Was ist ein versteckter Einigungsmangel?

Beim versteckten Einigungsmangel (Dissens) haben die Parteien geglaubt, alles Bedeutende geregelt zu haben, tatsächlich aber noch irgendeinen Punkt offengelassen. In der Praxis kommt dies meistens dadurch zustande, dass man mit einer bestimmten Vertragsklausel etwas Unterschiedliches gemeint hat.

Für diese Fälle legt § 155 BGB fest, dass der Vertrag nur dann als geschlossen gilt, „sofern anzunehmen ist, dass der Vertrag auch ohne eine Bestimmung über diesen Punkt geschlossen sein würde“. Dafür muss aber eine übereinstimmende Regelung wenigstens der essentialia negotii erfolgt sein. Anstelle des nichtgeregelten Punkts gilt dann die gesetzliche Regelung.

Ist dagegen anzunehmen, dass zumindest eine Partei den Vertrag ohne diese Regelung überhaupt nicht gewollt hätte, liegt überhaupt kein Vertrag vor.

Was ist ein offener Einigungsmangel?

Der offene Einigungsmangel (Dissens) ist in § 154 Abs. 1 Satz 1 BGB geregelt:

Solange nicht die Parteien sich über alle Punkte eines Vertrags geeinigt haben, über die nach der Erklärung auch nur einer Partei eine Vereinbarung getroffen werden soll, ist im Zweifel der Vertrag nicht geschlossen.

Hier wissen die Parteien, dass sie keine Einigung erzielt haben. Damit hilft auch eine Einigung über die essentialia negotii nicht weiter, da die Parteien eben noch Weiteres klären wollten, sich insofern aber nicht einig geworden sind. Damit kann man ihnen auch keinen Vertrag über den Minimalkonsens aufzwingen.

Satz 2 regelt zudem, dass auch aus der Einigung über einzelne Punkte keine Rechte und Pflichten hergeleitet werden können.

Was sind die essentialia negotii?

Essentialia negotii sind die „Wesentlichkeiten des Vertrags“, also die Punkte, die die Vertragsschließenden zwingend vereinbaren müssen, damit klar ist, worum es im Vertrag geht. Bei einem Kaufvertrag muss zum Beispiel klar sein, wer Käufer und wer Verkäufer ist, welche Sache verkauft werden soll und wie hoch der Preis ist.

Wurde irgendetwas davon nicht vereinbart, dann können auch gesetzliche Regelungen nicht weiterhelfen, der Vertrag gilt als nicht geschlossen.

Anders ist es dagegen, wenn beispielsweise nichts zur Gewährleistung, zum Lieferzeitpunkt oder zu Haftungsfragen besprochen wurde – hier gibt es grundlegende BGB-Regeln, die immer dann gelten, wenn die Parteien keinen abweichenden Vertrag geschlossen haben.

Wie kommt ein Vertrag zustande?

In unserer Gesellschaft herrscht Vertragsfreiheit.
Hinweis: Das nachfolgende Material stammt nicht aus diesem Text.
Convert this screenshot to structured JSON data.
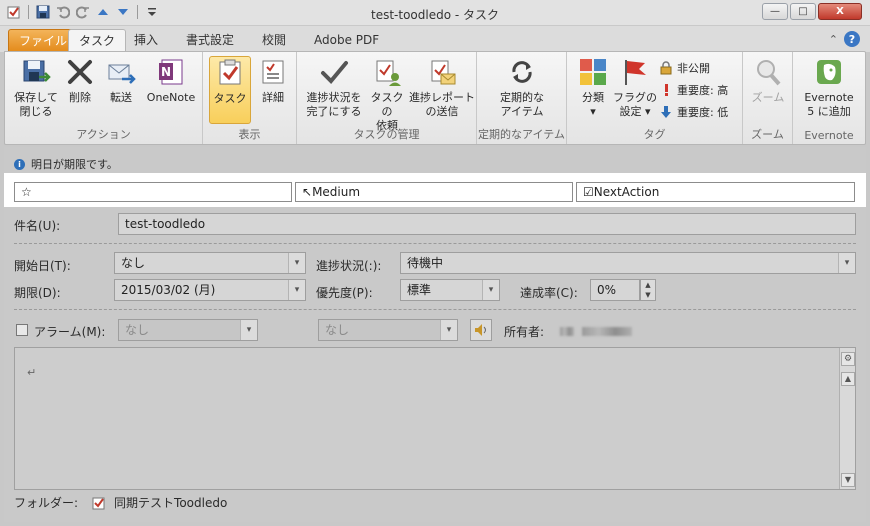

Jeder hat das Recht, selbst darüber zu entscheiden, ob und mit welchem Inhalt er einen Vertrag schließen will. Daher müssen bei einem Vertrag alle Beteiligten einverstanden sein, genau diesen Vertrag zu schließen. Eine solche Erklärung nennt man Willenserklärung.

Idealtypisch gibt es zwei Willenserklärungen, den Antrag und die Annahme (§§ 145 und 146 BGB). Der Antrag beinhaltet also sämtliche Vertragsbedingungen (mindestens jedoch die essentialia negotii), die Annahme besteht nur noch aus einer Zustimmung hierzu. In der Realität lassen sich diese Willenserklärungen meistens nicht derart scharf abgrenzen, gerade bei komplexeren Verträgen gehen oft intensive Verhandlungen voraus.

Dabei ist zu beachten, dass eine Annahme mit „Ja, aber…“ juristisch gesehen eine Ablehnung der Antrags, verbunden mit einem neuen Antrag ist. (§ 150 Abs. 2) Dadurch wechseln also die Rollen von Antragendem und Annehmenden unter Umständen mehrfach hin und her.